Amazons (Alejandro Sessa, 1986)

Roger Corman produced so many Sword and Sorcery flicks from the 80’s that you would think at least one of them would be worth taking seriously, or at least one of them would have a plot worth rehashing for the sake of people who have not yet seen all of them. You would be wrong. Out of all those terrible movies filmed for Corman in South America, Amazons, is... another.

Ostensibly based on the Charles Saunders story “Agwebe’s Sword,” Amazons stars Ty Randolph, a student of karate fully capable of being naked on film, as Dyala. Dyala is chosen by the Emerald Queen to find the sword of Azundati of which Dyala has had prophetic dreams. On the warpath is the wizard Kalungo (Joseph Whipp), who can shoot people with poorly animated lightning. Azundati’s sword supposedly trumps Kalungo’s magic, and so Dyala sets out to find it with the help of Tashi (Penelope Reed), another young amazon with whom Dyala has feuded in the past. Tashi’s mother, Tashingi (Danitza Kingsley), had fought with Dyala’s mother over a man, losing one of her hands in the process. The animosity passed from mother to daughter, Tashi plans (with her mother’s instruction) to kill Dyala once the magic sword is retrieved and return it to her mother, whose allegiance lies not with the Amazons, for whom she acts as a general, but with Kalungo. Just assume how it ends. You’ll probably be right.

It’s a quest movie. Where it should shine -- the unusual places, characters and circumstances encountered along the way; the exhibition of physical skill; the growing relationship of fellow travelers with deep seated resentment for each other -- it does not. Although Penelope Reed seems to take her role seriously enough to actually try conveying emotions and internal conflict and motivation, her earnestness only makes the rest of the production look worse in comparison. The viewer never receives any clue as to the spatial relationships between various places nor the time that it would take to cross from one location to the other: a terrible mistake in a film about a journey, an even greater mistake when there’s a subplot about the impending threat of a murderous sorcerer waiting to attack at any moment.

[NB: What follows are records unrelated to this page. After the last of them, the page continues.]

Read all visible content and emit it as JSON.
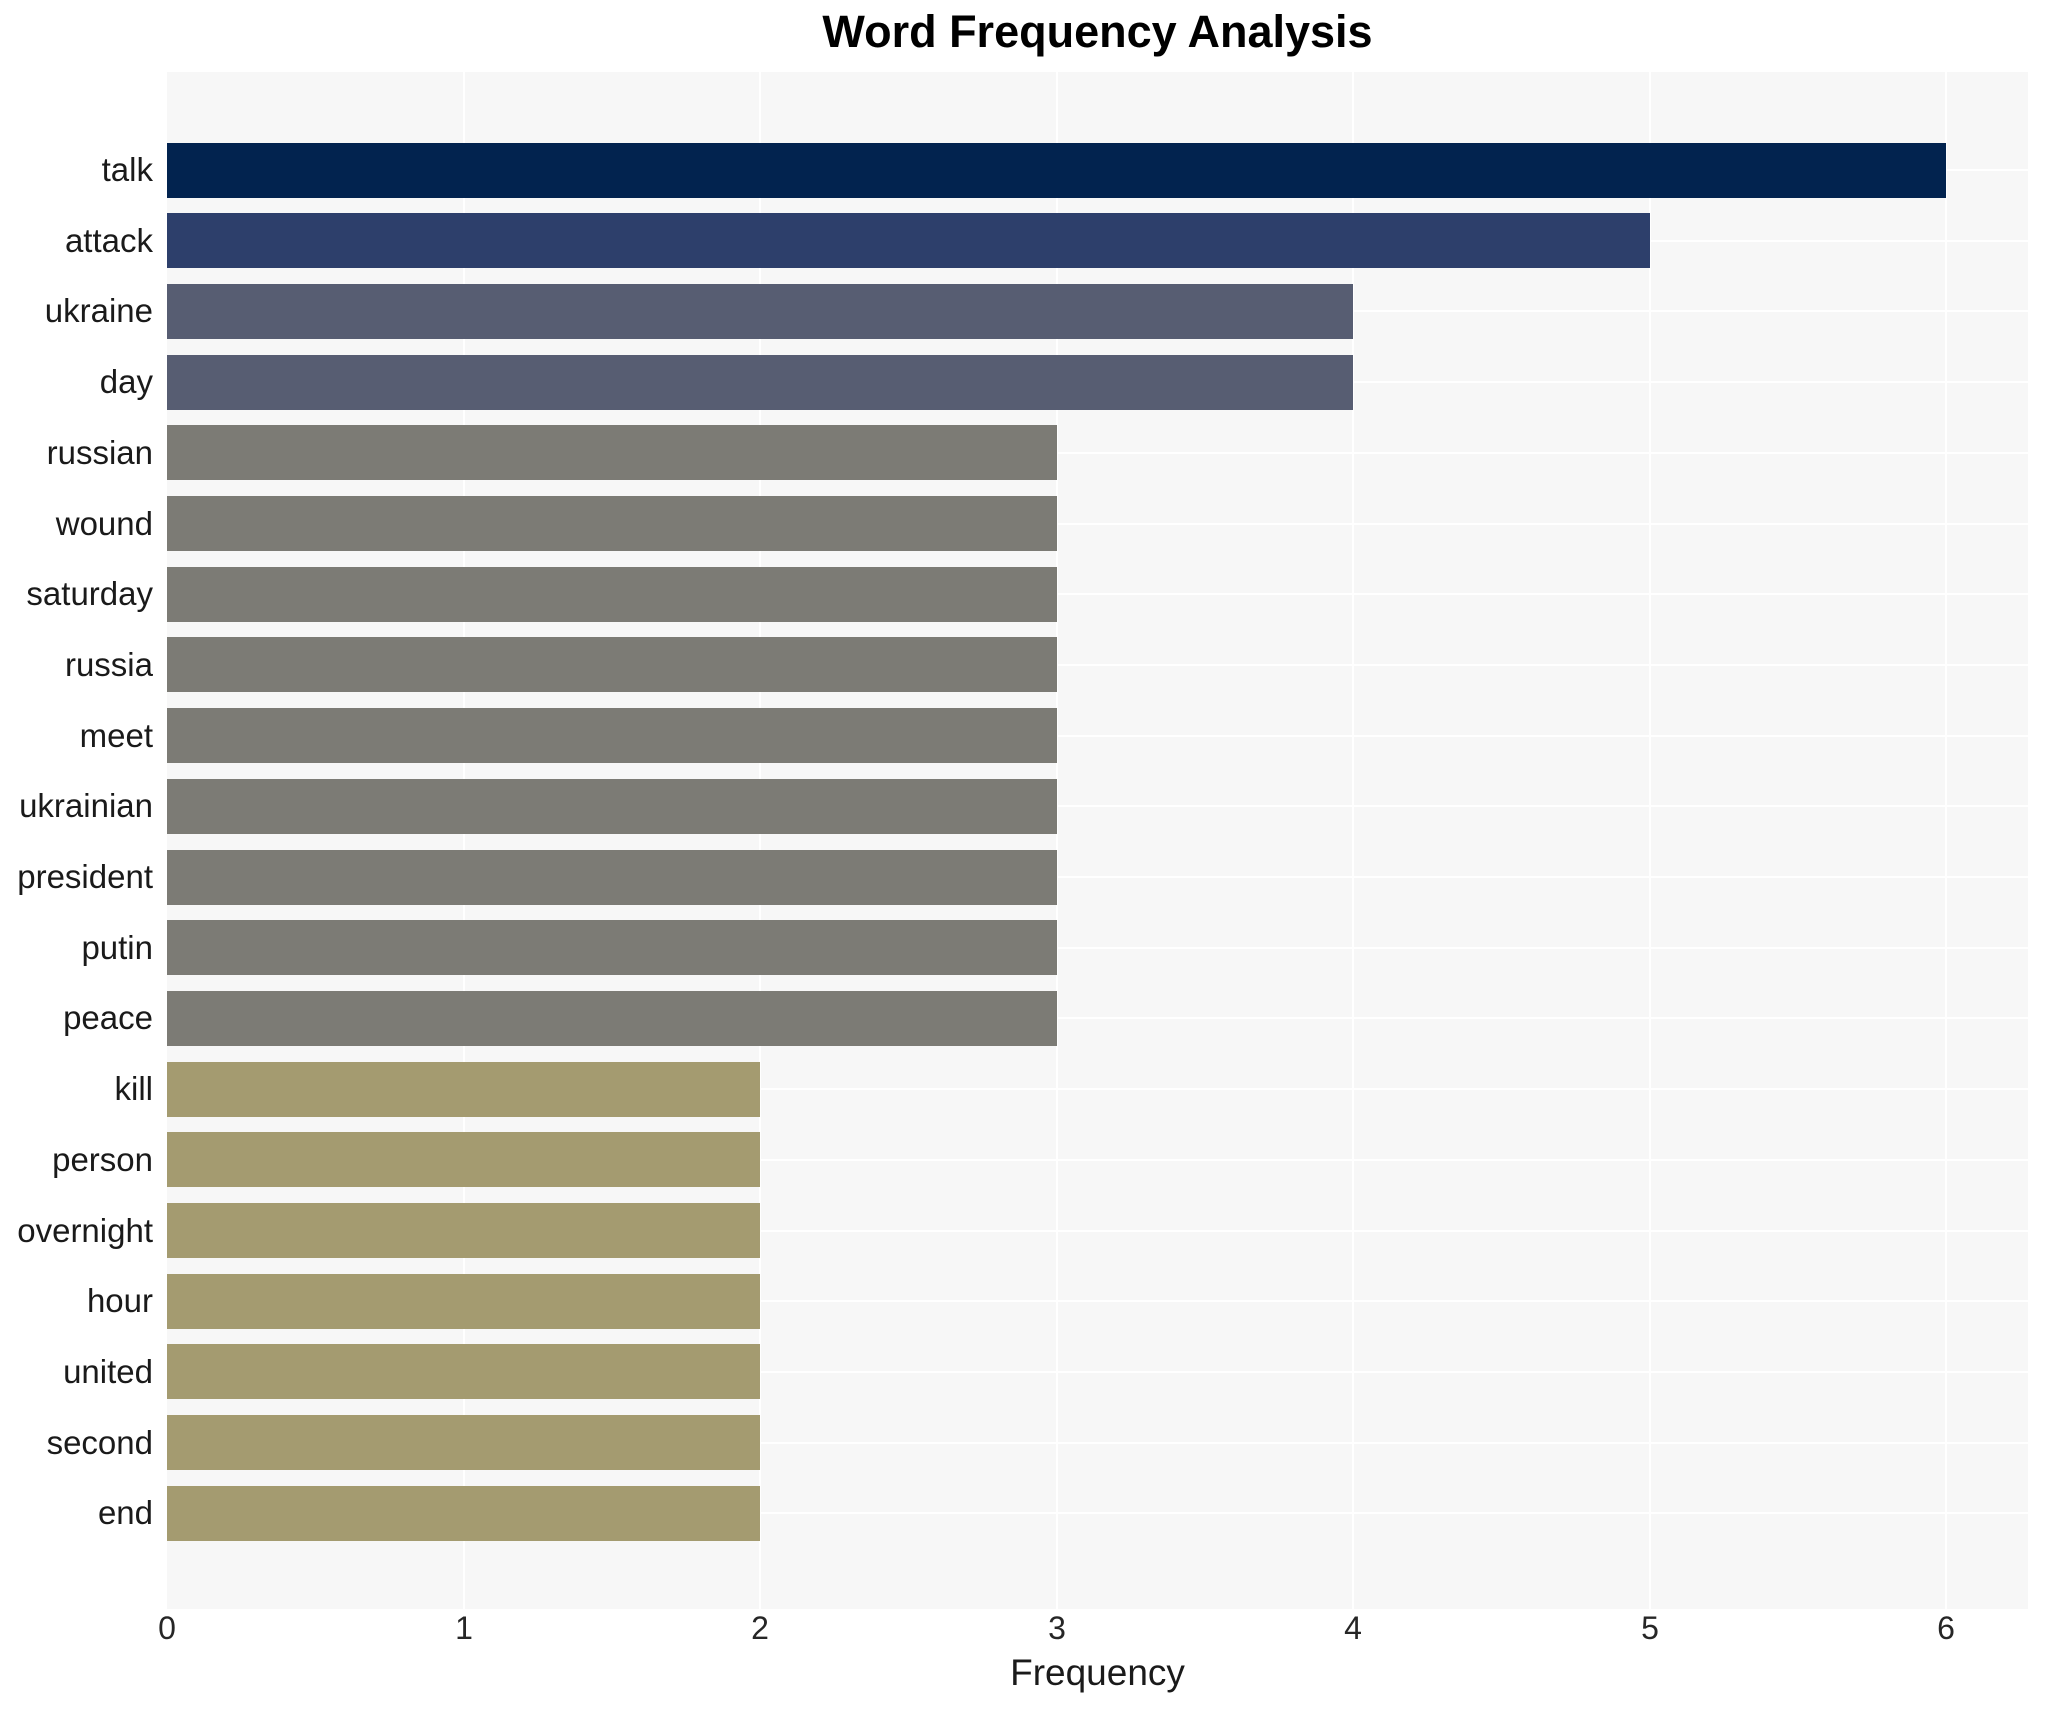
{
  "title": "Word Frequency Analysis",
  "xlabel": "Frequency",
  "colors": {
    "plot_background": "#f7f7f7",
    "figure_background": "#ffffff",
    "gridline": "#ffffff",
    "title_text": "#000000",
    "label_text": "#1a1a1a",
    "tick_text": "#262626",
    "value_6": "#02234f",
    "value_5": "#2d3f6b",
    "value_4": "#575d72",
    "value_3": "#7c7b75",
    "value_2": "#a49b70"
  },
  "chart_data": {
    "type": "bar",
    "orientation": "horizontal",
    "title": "Word Frequency Analysis",
    "xlabel": "Frequency",
    "ylabel": "",
    "categories": [
      "talk",
      "attack",
      "ukraine",
      "day",
      "russian",
      "wound",
      "saturday",
      "russia",
      "meet",
      "ukrainian",
      "president",
      "putin",
      "peace",
      "kill",
      "person",
      "overnight",
      "hour",
      "united",
      "second",
      "end"
    ],
    "values": [
      6,
      5,
      4,
      4,
      3,
      3,
      3,
      3,
      3,
      3,
      3,
      3,
      3,
      2,
      2,
      2,
      2,
      2,
      2,
      2
    ],
    "bar_colors": [
      "#02234f",
      "#2d3f6b",
      "#575d72",
      "#575d72",
      "#7c7b75",
      "#7c7b75",
      "#7c7b75",
      "#7c7b75",
      "#7c7b75",
      "#7c7b75",
      "#7c7b75",
      "#7c7b75",
      "#7c7b75",
      "#a49b70",
      "#a49b70",
      "#a49b70",
      "#a49b70",
      "#a49b70",
      "#a49b70",
      "#a49b70"
    ],
    "x_ticks": [
      0,
      1,
      2,
      3,
      4,
      5,
      6
    ],
    "x_tick_labels": [
      "0",
      "1",
      "2",
      "3",
      "4",
      "5",
      "6"
    ],
    "xlim": [
      0,
      6.28
    ],
    "grid": "on",
    "legend": "none"
  }
}
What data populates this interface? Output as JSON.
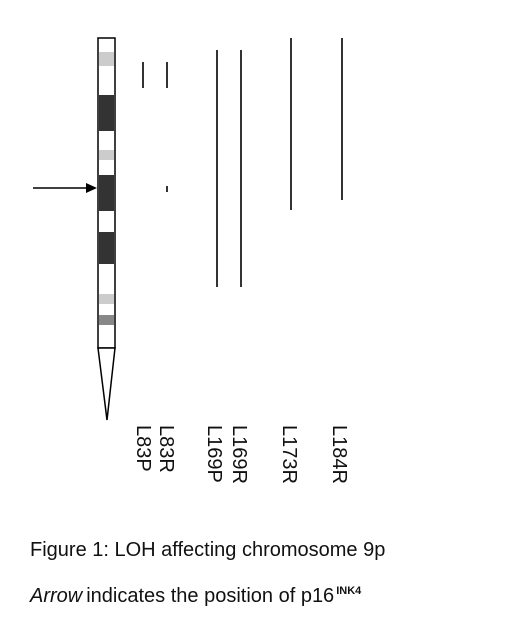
{
  "figure": {
    "samples": [
      "L83P",
      "L83R",
      "L169P",
      "L169R",
      "L173R",
      "L184R"
    ],
    "caption": {
      "title": "Figure 1: LOH affecting chromosome 9p",
      "arrow_word": "Arrow",
      "text": "indicates the position of p16",
      "superscript": "INK4"
    }
  }
}
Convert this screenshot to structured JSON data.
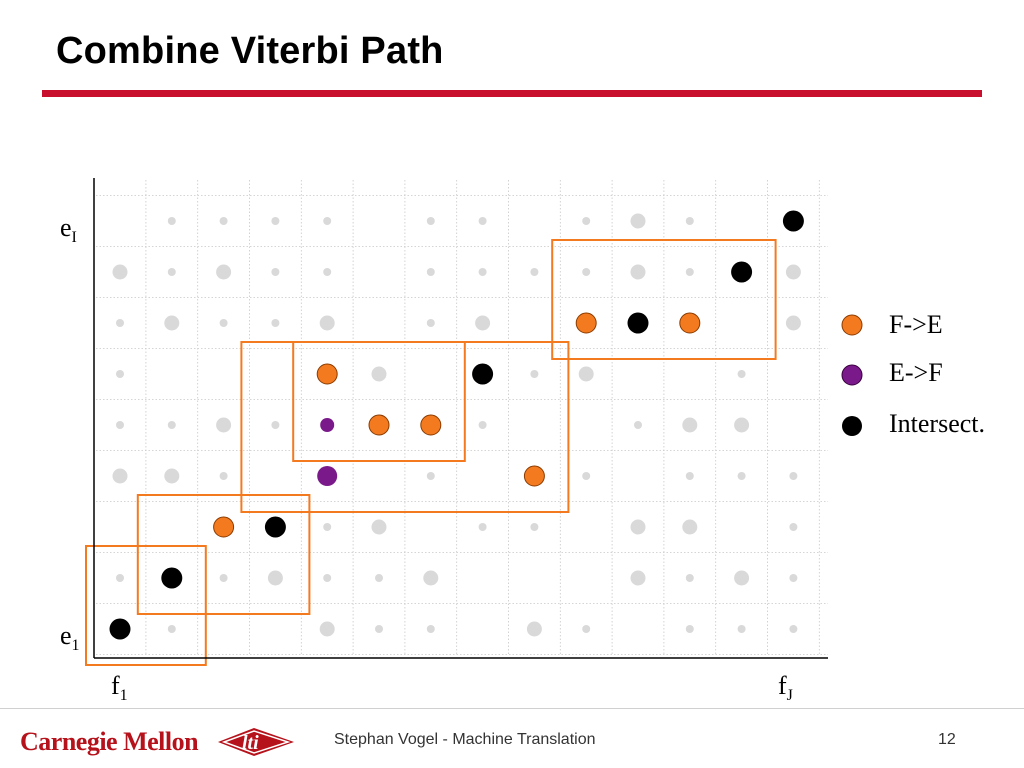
{
  "slide": {
    "title": "Combine Viterbi Path",
    "footer": "Stephan Vogel - Machine Translation",
    "page_number": "12"
  },
  "diagram": {
    "y_top_label": {
      "base": "e",
      "sub": "I"
    },
    "y_bottom_label": {
      "base": "e",
      "sub": "1"
    },
    "x_left_label": {
      "base": "f",
      "sub": "1"
    },
    "x_right_label": {
      "base": "f",
      "sub": "J"
    },
    "colors": {
      "fe": "#f47a20",
      "ef": "#7a1a8a",
      "intersect": "#000000",
      "grey": "#d9d9d9",
      "box": "#f47a20",
      "grid": "#c8c8c8"
    },
    "legend": [
      {
        "label": "F->E",
        "type": "fe"
      },
      {
        "label": "E->F",
        "type": "ef"
      },
      {
        "label": "Intersect.",
        "type": "intersect"
      }
    ],
    "columns": 14,
    "rows": 9,
    "alignment_points": [
      {
        "col": 1,
        "row": 1,
        "type": "intersect"
      },
      {
        "col": 2,
        "row": 2,
        "type": "intersect"
      },
      {
        "col": 3,
        "row": 3,
        "type": "fe"
      },
      {
        "col": 4,
        "row": 3,
        "type": "intersect"
      },
      {
        "col": 5,
        "row": 4,
        "type": "ef"
      },
      {
        "col": 5,
        "row": 5,
        "type": "ef"
      },
      {
        "col": 5,
        "row": 6,
        "type": "fe"
      },
      {
        "col": 6,
        "row": 5,
        "type": "fe"
      },
      {
        "col": 7,
        "row": 5,
        "type": "fe"
      },
      {
        "col": 8,
        "row": 6,
        "type": "intersect"
      },
      {
        "col": 9,
        "row": 4,
        "type": "fe"
      },
      {
        "col": 10,
        "row": 7,
        "type": "fe"
      },
      {
        "col": 11,
        "row": 7,
        "type": "intersect"
      },
      {
        "col": 12,
        "row": 7,
        "type": "fe"
      },
      {
        "col": 13,
        "row": 8,
        "type": "intersect"
      },
      {
        "col": 14,
        "row": 9,
        "type": "intersect"
      }
    ],
    "grey_points": [
      [
        2,
        1,
        "s"
      ],
      [
        5,
        1,
        "l"
      ],
      [
        6,
        1,
        "s"
      ],
      [
        7,
        1,
        "s"
      ],
      [
        9,
        1,
        "l"
      ],
      [
        10,
        1,
        "s"
      ],
      [
        12,
        1,
        "s"
      ],
      [
        13,
        1,
        "s"
      ],
      [
        14,
        1,
        "s"
      ],
      [
        1,
        2,
        "s"
      ],
      [
        3,
        2,
        "s"
      ],
      [
        4,
        2,
        "l"
      ],
      [
        5,
        2,
        "s"
      ],
      [
        6,
        2,
        "s"
      ],
      [
        7,
        2,
        "l"
      ],
      [
        11,
        2,
        "l"
      ],
      [
        12,
        2,
        "s"
      ],
      [
        13,
        2,
        "l"
      ],
      [
        14,
        2,
        "s"
      ],
      [
        3,
        3,
        "s"
      ],
      [
        5,
        3,
        "s"
      ],
      [
        6,
        3,
        "l"
      ],
      [
        8,
        3,
        "s"
      ],
      [
        9,
        3,
        "s"
      ],
      [
        11,
        3,
        "l"
      ],
      [
        12,
        3,
        "l"
      ],
      [
        14,
        3,
        "s"
      ],
      [
        1,
        4,
        "l"
      ],
      [
        2,
        4,
        "l"
      ],
      [
        3,
        4,
        "s"
      ],
      [
        7,
        4,
        "s"
      ],
      [
        10,
        4,
        "s"
      ],
      [
        12,
        4,
        "s"
      ],
      [
        13,
        4,
        "s"
      ],
      [
        14,
        4,
        "s"
      ],
      [
        1,
        5,
        "s"
      ],
      [
        2,
        5,
        "s"
      ],
      [
        3,
        5,
        "l"
      ],
      [
        4,
        5,
        "s"
      ],
      [
        8,
        5,
        "s"
      ],
      [
        11,
        5,
        "s"
      ],
      [
        12,
        5,
        "l"
      ],
      [
        13,
        5,
        "l"
      ],
      [
        1,
        6,
        "s"
      ],
      [
        6,
        6,
        "l"
      ],
      [
        9,
        6,
        "s"
      ],
      [
        10,
        6,
        "l"
      ],
      [
        13,
        6,
        "s"
      ],
      [
        1,
        7,
        "s"
      ],
      [
        2,
        7,
        "l"
      ],
      [
        3,
        7,
        "s"
      ],
      [
        4,
        7,
        "s"
      ],
      [
        5,
        7,
        "l"
      ],
      [
        7,
        7,
        "s"
      ],
      [
        8,
        7,
        "l"
      ],
      [
        14,
        7,
        "l"
      ],
      [
        1,
        8,
        "l"
      ],
      [
        2,
        8,
        "s"
      ],
      [
        3,
        8,
        "l"
      ],
      [
        4,
        8,
        "s"
      ],
      [
        5,
        8,
        "s"
      ],
      [
        7,
        8,
        "s"
      ],
      [
        8,
        8,
        "s"
      ],
      [
        9,
        8,
        "s"
      ],
      [
        10,
        8,
        "s"
      ],
      [
        11,
        8,
        "l"
      ],
      [
        12,
        8,
        "s"
      ],
      [
        14,
        8,
        "l"
      ],
      [
        2,
        9,
        "s"
      ],
      [
        3,
        9,
        "s"
      ],
      [
        4,
        9,
        "s"
      ],
      [
        5,
        9,
        "s"
      ],
      [
        7,
        9,
        "s"
      ],
      [
        8,
        9,
        "s"
      ],
      [
        10,
        9,
        "s"
      ],
      [
        11,
        9,
        "l"
      ],
      [
        12,
        9,
        "s"
      ],
      [
        14,
        9,
        "s"
      ]
    ],
    "blocks": [
      {
        "col_from": 1,
        "col_to": 2,
        "row_from": 1,
        "row_to": 2
      },
      {
        "col_from": 2,
        "col_to": 4,
        "row_from": 2,
        "row_to": 3
      },
      {
        "col_from": 4,
        "col_to": 9,
        "row_from": 4,
        "row_to": 6
      },
      {
        "col_from": 5,
        "col_to": 7,
        "row_from": 5,
        "row_to": 6
      },
      {
        "col_from": 10,
        "col_to": 13,
        "row_from": 7,
        "row_to": 8
      }
    ]
  }
}
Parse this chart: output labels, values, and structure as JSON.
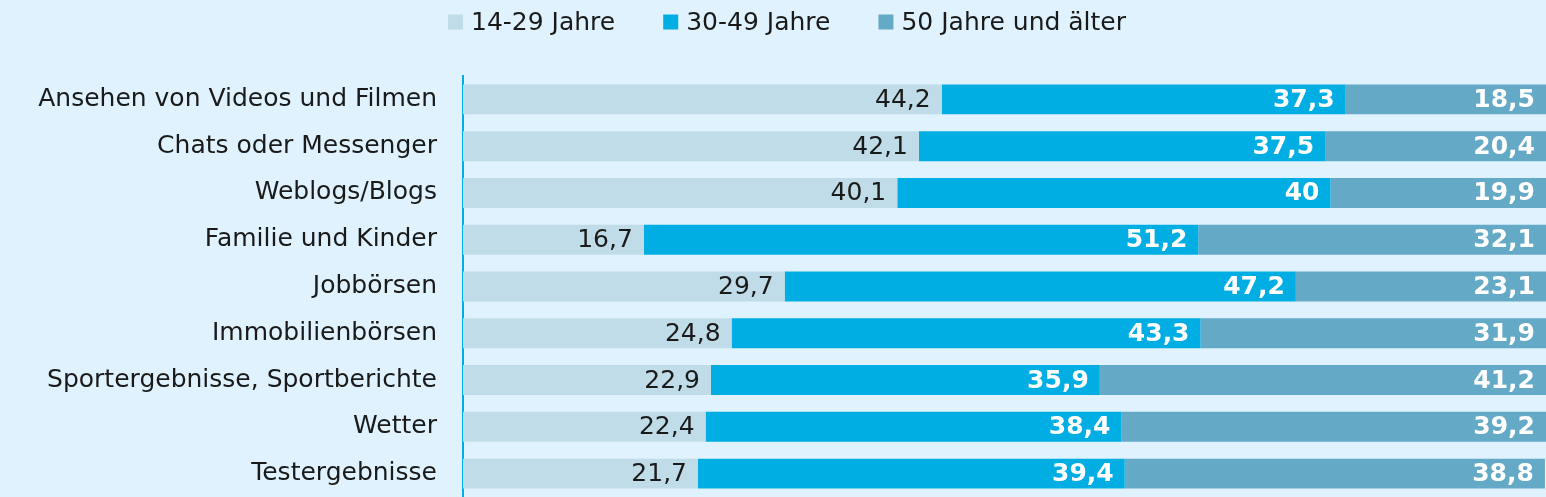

Looking at the ineptness of the action sequences and special effects, the odd pacing and lack of chronological sense, it becomes clear that the only thing Argentinean director Alejandro Sessa could do was ask women to be more or less naked on film. Whenever things get boring, it’s time for a virgin sacrifice, attempted rape, gratuitous bathing scene, or cheesy soft-core between Kalungo and Tshingi. Aside from the various unnamed Argentinean women who bare their breasts, the trio of Ty Randolph, Penelope Reed and Danitza Kingsley all look nice enough in an eighties-porno chick way -- all bleached out in the head and silicone enhanced, with all the latest in Amazonian cosmetics and hair care products.

We’ve established that Amazons is a bad movie. Its technical qualities are abominable. It exists solely to show big, fake boobs. In terms of both budget and artistic vision, Amazons is actually more impoverished than the usual Roger Corman produced sword-and-sorcery film from the eighties. Now the question: why is any of this worth pointing out?

My favorite movie review from Tomoe Gozen author Jessica Salmonson is not one of her critiques of Japanese jidai-geki (which are fantastic), nor one of her reviews of horror movies (which she handles with good humor and insight). It is her review of Amazons, because of the information she shares about how it was made. I would not otherwise have known Amazons an adaptation of a story, nor that Charles Saunders had been a Black Panther, nor that he wrote the screenplays to Amazons and its sequel, Stormquest. Now it might interest those who don’t know Saunders as a writer of fiction to know that he sets his fantasies in a uniquely African milieu, and with that knowledge, the casting of nothing but big-haired, bleached-blondes might seem inappropriate. Certainly, names like Tashingi and Azundati don’t sound the way their actresses look.

Also worth noting is that Saunders is a capable pulp writer, and that whatever he intended while writing the screenplay (which is quite different than writing a novel or story) probably came out quite differently on screen. Of course, I don’t know enough to say that with any certainty, as there were plenty of examples (Deathstalker, Sorceress, Barbarian Queen) of how Amazons would turn out. But in brief moments and isolated lines and action scenes that probably sound more ambitious on paper than they look in execution, one gets the impression that Mr. Saunders attempted to write a quality film.

But other than presumably butchering its source material far worse than even the various adaptations of Robert E. Howard over the years, Amazons fits in nicely with the other movies of its ilk. As such, it will please those who want to watch women in barbarian bikinis slaughtering men who slaughter less violent women. Cinema masochists will like it too.